Por sua vez, Rask et al. (2002b) examinaram a relação entre o bem‐estar subjectivo, os estilos de vida saudáveis e a satisfação escolar numa amostra de 245 alunos do ensino secundário finlandês (idades compreendidas entre os 12 e os 17 anos). A partir das análises correlacionais, os autores verificaram que uma maior satisfação escolar associou‐se a uma atitude positiva para com a vida, à auto‐estima, ao prazer de vida, à ausência de estados depressivos, a menores problemas com os pais, amigos e instituição escolar, a menos doenças e queixas sintomáticas e a níveis mais elevados de bem‐estar emocional. Assim e apesar de estes resultados não esclarecerem acerca da direcção causal das influências, permitem‐nos perceber a importância multidimensional deste construto no bem‐ estar dos adolescentes.

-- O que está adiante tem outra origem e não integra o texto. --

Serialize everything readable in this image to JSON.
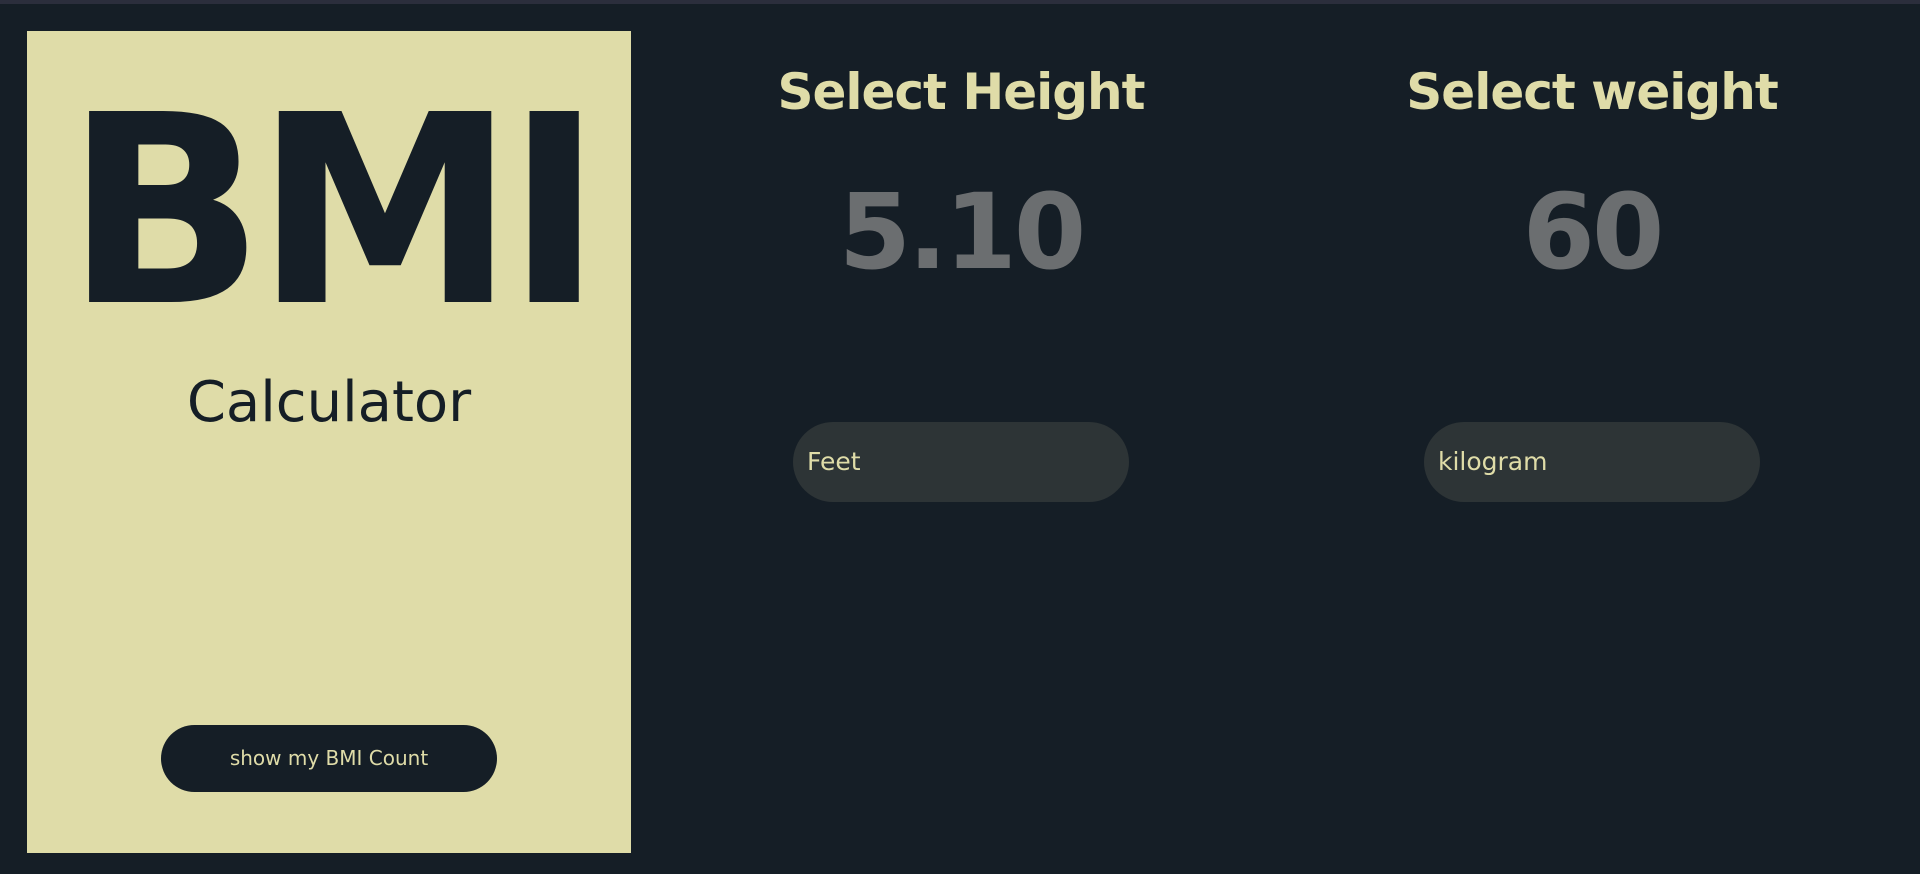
{
  "brand": {
    "title": "BMI",
    "subtitle": "Calculator"
  },
  "actions": {
    "show_button_label": "show my BMI Count"
  },
  "height": {
    "title": "Select Height",
    "value": "5.10",
    "unit": "Feet"
  },
  "weight": {
    "title": "Select weight",
    "value": "60",
    "unit": "kilogram"
  },
  "colors": {
    "background": "#151e26",
    "panel": "#dfdca8",
    "accent_text": "#dfdca8",
    "value_text": "#6b6e70",
    "field_bg": "#2d3436"
  }
}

Por fim e perante esta súmula de estudos, apresentamos a caracterização de algumas das situações inerentes à satisfação escolar, presentes nos relatórios HBSC 1997‐1998 (Currie et al., 2000) e HBSC 2001‐2002 (Samdal et al., 2004), sendo estas agrupadas no seguinte quadro.
Quadro 2: Distribuição (%) por idade/sexo de situações inerentes à satisfação escolar (HBSC 1997‐1998 e 2001‐2002)
Idade 11 anos 13 anos 15 anos
Sexo ♀ ♂ ♀ ♂ ♀ ♂ HBSC 1997‐1998 . % de adolescentes que gostam muito da escola 65 49 39 24 35 23 . % de adolescentes com óptimo rendimento escolar 10 11 7 5 4 5 . % de adolescentes que consideram os amigos simpáticos 86 87 87 88 89 90 . % de adolescentes que se consideram pressionados pelo trabalho escolar 3 5 2 6 2 7 HBSC 2001‐2002 . % de adolescentes que gostam muito da escola 58.4 38.9 30.2 19.5 19.2 20.3 . % de adolescentes com bom rendimento escolar 55.2 52.7 45.3 49.1 36.1 44.8 . % de adolescentes que consideram os amigos simpáticos 83.0 82.6 77.8 82.2 77.7 77.1 . % de adolescentes que se consideram pressionados pelo trabalho escolar 40.7 46.6 53.2 43.0 36.1 44.8
Em síntese, os dados obtidos apontam para uma diminuição do gosto pela escola, do rendimento/sucesso escolar e da simpatia nas amizades à medida que os adolescentes envelhecem, acompanhados por percepções de maiores exigências/pressões no contexto escolar. Embora estas tendências sejam na sua essência muito simples e elementares, permitem‐nos justificar, em parte, a elevada percentagem de insucesso/abandono escolar no contexto português. Obviamente, não
descuramos outros factores de influência (sexo, etnia, estatuto socioeconómico, estrutura familiar, local de residência e métodos de ensino), mas sim, realçamos o interesse da análise da influência da satisfação escolar no bem‐estar psicológico dos adolescentes.